“I feel like I let her down,” my dad confides over dinner at Lansdale Tavern.
We’re about five minutes away from both Tennis Court (Hatfield Township) and Morningside Drive (Montgomery Township) – two tree-lined suburban streets my family called home over the past 25 years. At the bar, my father and I are commiserating about our next prospective dwellings over sandwiches and Miller Lites. For me, the vision is simply something larger than the 350-square-foot studio I’m renting for $1,100. For Dennis – who worked over 45 years as a carpenter – his dream is a modest rental in Delaware. It’s an aspiration he shares with my mom, a semi-retired school bus driver. They currently rent the land where they park their manufactured home near the place where I grew up.
Every summer, we rent an AirBnB in Lewes, Delaware. And lately over the holidays, we lean on the sharing economy to rent an abode large enough to accommodate our family, which includes my sister’s three kids, as well as my brother and fiancee. We’re all doing alright, relatively. We have enough food to eat and money to pay the bills.

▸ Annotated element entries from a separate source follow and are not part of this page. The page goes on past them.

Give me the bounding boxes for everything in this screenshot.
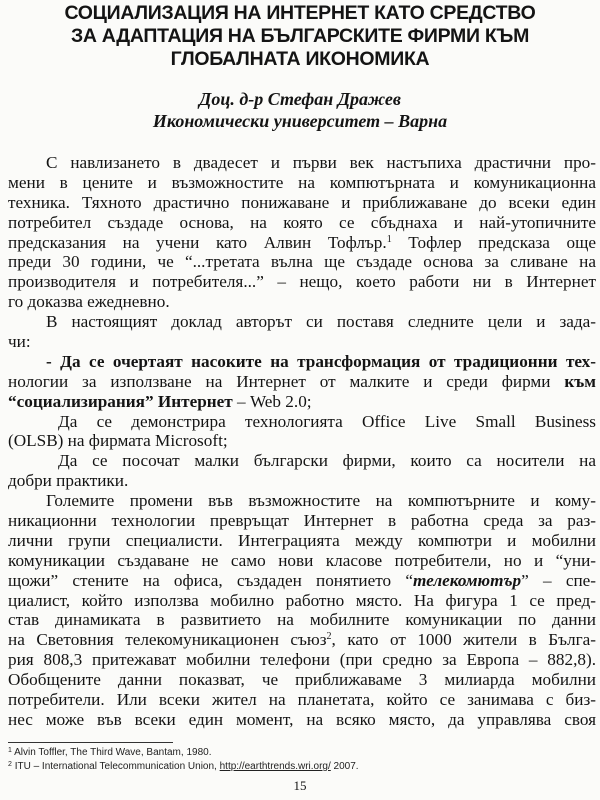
footnote-divider [8,742,173,743]
bold-segment: към [564,371,596,391]
footnote-text: ITU – International Telecommunication Union, [14,761,220,772]
footnote-ref-1: 1 [386,233,392,245]
text-line [8,392,596,412]
footnote-1 [8,746,598,760]
text-line: лични групи специалисти. Интеграцията между компютри и мобилни [8,530,596,550]
footnotes [8,746,598,774]
title-line-2: ЗА АДАПТАЦИЯ НА БЪЛГАРСКИТЕ ФИРМИ КЪМ [70,25,530,47]
list-item-1: - Да се очертаят насоките на трансформация от традиционни тех- [46,351,596,371]
text-line: В настоящият доклад авторът си поставя следните цели и зада- [46,312,596,332]
paper-title [0,2,600,71]
text-segment: Тофлер предсказа още [391,232,597,252]
text-line: циалист, който използва мобилно работно място. На фигура 1 се пред- [8,590,596,610]
text-line: (OLSB) на фирмата Microsoft; [8,431,228,451]
text-line: комуникации създаване не само нови класове потребители, но и “уни- [8,550,596,570]
text-line: преди 30 години, че “...третата вълна ще създаде основа за сливане на [8,252,596,272]
text-line: став динамиката в развитието на мобилните комуникации по данни [8,610,596,630]
text-segment: , като от 1000 жители в Бълга- [331,630,596,650]
text-line: мени в цените и възможностите на компютърната и комуникационна [8,172,596,192]
text-line [8,630,596,650]
text-line: го доказва ежедневно. [8,292,170,312]
text-line: техника. Тяхното драстично понижаване и приближаване до всеки един [8,192,596,212]
text-segment: на Световния телекомуникационен съюз [8,630,327,650]
text-segment: нологии за използване на Интернет от малките и среди фирми [8,371,565,391]
text-segment: щожи” стените на офиса, създаден понятието “ [8,570,413,590]
text-line: потребители. Или всеки жител на планетата, който се занимава с биз- [8,690,596,710]
text-segment: – Web 2.0; [232,391,312,411]
text-line [8,233,596,253]
page-number: 15 [293,778,307,793]
text-line: нес може във всеки един момент, на всяко място, да управлява своя [8,709,596,729]
text-line: Големите промени във възможностите на компютърните и кому- [46,491,596,511]
text-line: С навлизането в двадесет и първи век настъпиха драстични про- [46,153,596,172]
text-line: никационни технологии превръщат Интернет в работна среда за раз- [8,511,596,531]
text-segment: ” – спе- [521,570,597,590]
title-line-3: ГЛОБАЛНАТА ИКОНОМИКА [170,48,430,70]
text-line: потребител създаде основа, на която се сбъднаха и най-утопичните [8,212,596,232]
footnote-2 [8,760,598,774]
text-line [8,372,596,392]
footnote-link[interactable]: http://earthtrends.wri.org/ [219,761,331,772]
author-affiliation: Икономически университет – Варна [152,111,448,131]
text-line: производителя и потребителя...” – нещо, което работи ни в Интернет [8,272,596,292]
text-line: чи: [8,332,31,352]
bold-segment: “социализирания” Интернет [8,391,233,411]
text-line: Обобщените данни показват, че приближаваме 3 милиарда мобилни [8,670,596,690]
title-line-1: СОЦИАЛИЗАЦИЯ НА ИНТЕРНЕТ КАТО СРЕДСТВО [64,2,536,24]
text-line: рия 808,3 притежават мобилни телефони (при средно за Европа – 882,8). [8,650,596,670]
text-segment: предсказания на учени като Алвин Тофлър. [8,232,387,252]
footnote-text-tail: 2007. [330,761,359,772]
footnote-text: Alvin Toffler, The Third Wave, Bantam, 1980. [14,747,212,758]
list-item-3: Да се посочат малки български фирми, които са носители на [58,451,596,471]
list-item-2: Да се демонстрира технологията Office Live Small Business [58,411,596,431]
footnote-mark: 2 [8,761,12,768]
term-telekomputer: телекомютър [413,570,522,590]
text-line [8,571,596,591]
author-block [0,88,600,132]
footnote-mark: 1 [8,747,12,754]
text-line: добри практики. [8,471,129,491]
author-name: Доц. д-р Стефан Дражев [199,89,401,109]
body-text [8,153,596,730]
footnote-ref-2: 2 [326,631,332,643]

Towards the end of our recent Christmas gathering, I emailed my mom the results of the Housing Choice Voucher lottery. She didn’t have a winning “ticket” for helping to assure that they spend no more than 30 percent of their income on housing. I’m not seeking sympathy by sharing this, just better understanding of the diversity of Montgomery County residents who are struggling.
Our roots
I remember growing up in an old farmhouse next to Freddy Hill in Towamencin. It’s probably where my ice cream “problem” began. My parents purchased the house around 1984 as a fixer-upper for a modest price, a couple of years after I was born in Roxborough. During the summer, I would walk through our large backyard and over shallow Towamencin Creek to the Seipt’s house. We would occasionally play in the spacious and thorny hay silos, but ice cream and the batting cages were the main attractions.

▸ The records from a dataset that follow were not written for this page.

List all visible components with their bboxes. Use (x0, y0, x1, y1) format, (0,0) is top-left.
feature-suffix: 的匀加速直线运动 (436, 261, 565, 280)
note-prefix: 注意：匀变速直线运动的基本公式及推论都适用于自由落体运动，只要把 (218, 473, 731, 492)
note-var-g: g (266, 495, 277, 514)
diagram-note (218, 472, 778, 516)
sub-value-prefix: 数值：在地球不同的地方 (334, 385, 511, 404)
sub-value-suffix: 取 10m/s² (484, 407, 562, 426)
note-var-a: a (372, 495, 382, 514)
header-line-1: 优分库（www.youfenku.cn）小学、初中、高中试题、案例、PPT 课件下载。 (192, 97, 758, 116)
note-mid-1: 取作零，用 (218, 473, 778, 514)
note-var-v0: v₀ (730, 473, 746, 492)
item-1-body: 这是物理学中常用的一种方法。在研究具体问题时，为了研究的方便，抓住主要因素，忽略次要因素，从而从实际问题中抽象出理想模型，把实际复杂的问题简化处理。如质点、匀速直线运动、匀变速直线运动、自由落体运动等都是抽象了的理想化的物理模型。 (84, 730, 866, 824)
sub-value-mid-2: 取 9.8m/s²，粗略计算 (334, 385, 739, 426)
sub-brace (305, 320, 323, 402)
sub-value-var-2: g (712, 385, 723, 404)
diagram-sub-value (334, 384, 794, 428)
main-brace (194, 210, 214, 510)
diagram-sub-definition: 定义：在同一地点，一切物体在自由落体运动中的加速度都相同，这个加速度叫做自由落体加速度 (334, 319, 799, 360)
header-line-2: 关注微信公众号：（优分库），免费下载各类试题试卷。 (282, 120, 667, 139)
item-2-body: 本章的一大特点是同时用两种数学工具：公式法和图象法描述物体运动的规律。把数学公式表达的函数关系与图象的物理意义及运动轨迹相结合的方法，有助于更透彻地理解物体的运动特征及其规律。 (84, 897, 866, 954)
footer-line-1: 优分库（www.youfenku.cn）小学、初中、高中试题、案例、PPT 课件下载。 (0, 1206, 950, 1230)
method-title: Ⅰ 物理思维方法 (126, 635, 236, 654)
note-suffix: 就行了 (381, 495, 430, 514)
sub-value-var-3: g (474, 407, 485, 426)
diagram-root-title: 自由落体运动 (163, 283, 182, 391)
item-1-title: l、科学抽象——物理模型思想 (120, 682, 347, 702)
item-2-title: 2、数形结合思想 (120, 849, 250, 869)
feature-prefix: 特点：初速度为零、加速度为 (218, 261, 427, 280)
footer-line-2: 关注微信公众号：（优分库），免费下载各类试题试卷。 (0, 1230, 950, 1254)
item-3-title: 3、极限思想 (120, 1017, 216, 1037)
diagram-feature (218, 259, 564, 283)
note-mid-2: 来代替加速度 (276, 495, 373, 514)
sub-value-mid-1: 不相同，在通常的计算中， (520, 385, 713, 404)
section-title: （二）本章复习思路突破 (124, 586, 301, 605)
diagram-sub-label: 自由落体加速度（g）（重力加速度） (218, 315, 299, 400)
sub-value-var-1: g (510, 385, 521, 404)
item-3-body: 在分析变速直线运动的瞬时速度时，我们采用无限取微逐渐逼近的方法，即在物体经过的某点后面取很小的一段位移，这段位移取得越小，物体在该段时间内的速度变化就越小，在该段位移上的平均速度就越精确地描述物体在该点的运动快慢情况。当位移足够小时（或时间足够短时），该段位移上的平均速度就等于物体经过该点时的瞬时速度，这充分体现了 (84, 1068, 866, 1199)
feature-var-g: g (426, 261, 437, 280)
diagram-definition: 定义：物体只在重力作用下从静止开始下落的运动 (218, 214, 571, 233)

Sumneytown Pike is, of course, a busy road, so in 1996 we moved to a suburban cul-de-sac with sidewalks for my three siblings in Hatfield Township. My dad’s carpentry business was thriving at that time – riding the boom of single-family residential development by the David Cutler Group in Montgomery County. Hays Carpentry was doing so well that they could afford to pay private tuition at Corpus Christi and Lansdale Catholic. Faith was important to them.
For many summers between middle school and college, I worked with my dad and his cadre of carpenters. The motley crew of characters would probably tell you that I was stealing a paycheck, since my craftsmanship and attention-to-detail never came close to matching my father’s. I guess I knew at a young age that installing cabinets, nailing trim moulding, and building stair railings, while admirable work, was not for me. I wanted to go to college, and I did – the first in our family.
Struggles
By the time I graduated from Widener University in 2005, the housing bubble was starting to inflate. My parents sold their Hatfield Township house for top dollar and moved to a one-story rancher near Five Points intersection/Route 309 in Montgomery Township. It had an in-ground pool!

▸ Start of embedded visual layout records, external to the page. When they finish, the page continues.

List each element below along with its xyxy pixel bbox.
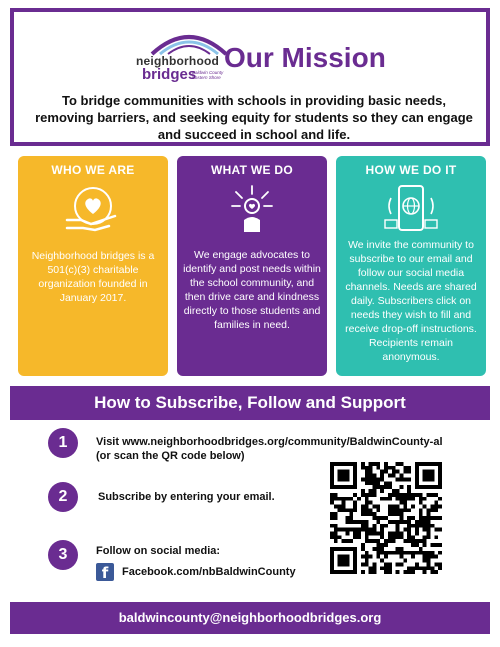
step-1-url[interactable]: Visit www.neighborhoodbridges.org/community/BaldwinCounty-al xyxy=(96,436,443,448)
mission-statement: To bridge communities with schools in providing basic needs, removing barriers, and seeking equity for students so they can engage and succeed in school and life. xyxy=(35,93,473,142)
subscribe-banner: How to Subscribe, Follow and Support xyxy=(10,386,490,420)
card-title: WHAT WE DO xyxy=(210,163,294,177)
mission-header xyxy=(10,8,490,146)
neighborhood-bridges-logo xyxy=(132,24,232,90)
card-who-we-are xyxy=(18,156,168,376)
facebook-link[interactable]: Facebook.com/nbBaldwinCounty xyxy=(122,566,296,578)
person-heart-icon xyxy=(222,184,282,236)
card-title: WHO WE ARE xyxy=(51,163,135,177)
logo-word-bridges: bridges xyxy=(142,66,197,83)
facebook-icon[interactable]: f xyxy=(96,563,114,581)
qr-code[interactable] xyxy=(330,462,442,574)
step-1-text xyxy=(96,435,443,463)
step-2-text: Subscribe by entering your email. xyxy=(98,491,275,503)
card-title: HOW WE DO IT xyxy=(365,163,457,177)
step-2-number: 2 xyxy=(48,482,78,512)
bridge-arc-icon xyxy=(150,26,228,56)
page-title: Our Mission xyxy=(224,42,386,73)
card-text: Neighborhood bridges is a 501(c)(3) charitable organization founded in January 2017. xyxy=(31,250,155,304)
card-text: We invite the community to subscribe to our email and follow our social media channels. Needs are shared daily. Subscribers click on needs they wish to fill and receive drop-off instructions. Recipients remain anonymous. xyxy=(345,239,477,363)
logo-subtitle: Baldwin County Eastern Shore xyxy=(192,70,224,80)
logo-word-neighborhood: neighborhood xyxy=(136,54,220,68)
phone-globe-icon xyxy=(381,184,441,236)
step-3-text: Follow on social media: xyxy=(96,545,221,557)
footer-email[interactable]: baldwincounty@neighborhoodbridges.org xyxy=(10,602,490,634)
step-1-number: 1 xyxy=(48,428,78,458)
card-text: We engage advocates to identify and post needs within the school community, and then drive care and kindness directly to those students and families in need. xyxy=(183,249,321,331)
step-1-note: (or scan the QR code below) xyxy=(96,450,245,462)
step-3-number: 3 xyxy=(48,540,78,570)
card-how-we-do-it xyxy=(336,156,486,376)
card-what-we-do xyxy=(177,156,327,376)
heart-hands-icon xyxy=(63,184,123,236)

But it would be several years before I realized how badly the Great Recession (2008-09) had battered the small business he spent most of his life building. By this time, he had left the big builders to focus on small home improvement projects.
“The phone just stopped ringing,” my mom once recalled.
So in 2015, with the youngest of my siblings now at George Washington University, my parents sold Morningside and moved into their manufactured home full-time. I wrote this down that summer in my journal:
After roughly 10 years of living on Morningside Drive, my parents sold their house. The decision seems logical, given their declining income, $1,800 mortgage payment, pool/yard maintenance, and two empty bedrooms. The home’s inspection takes place today, and if it passes, they will be out by August 15. My parents will move into either an apartment or trailer park. A sign of the times ….”
Aspirations in 2025
My dad used to say, “You can’t have the good without the bad.” He’s usually an optimistic guy.
This year, I am hopeful that “Yes in My Backyard” will continue to expand and persuade our neighbors. That will happen with deep collaboration between advocates, local elected officials, private sector developers, and service providers for those on the margins. I can see a future where people from all different income levels have a safe, warm, comfortable place to call home.
As author Matthew Desmond wrote: “Decent, affordable housing should be a basic right for everybody in this country. This reason is simple: without stable shelter, everything else falls apart.”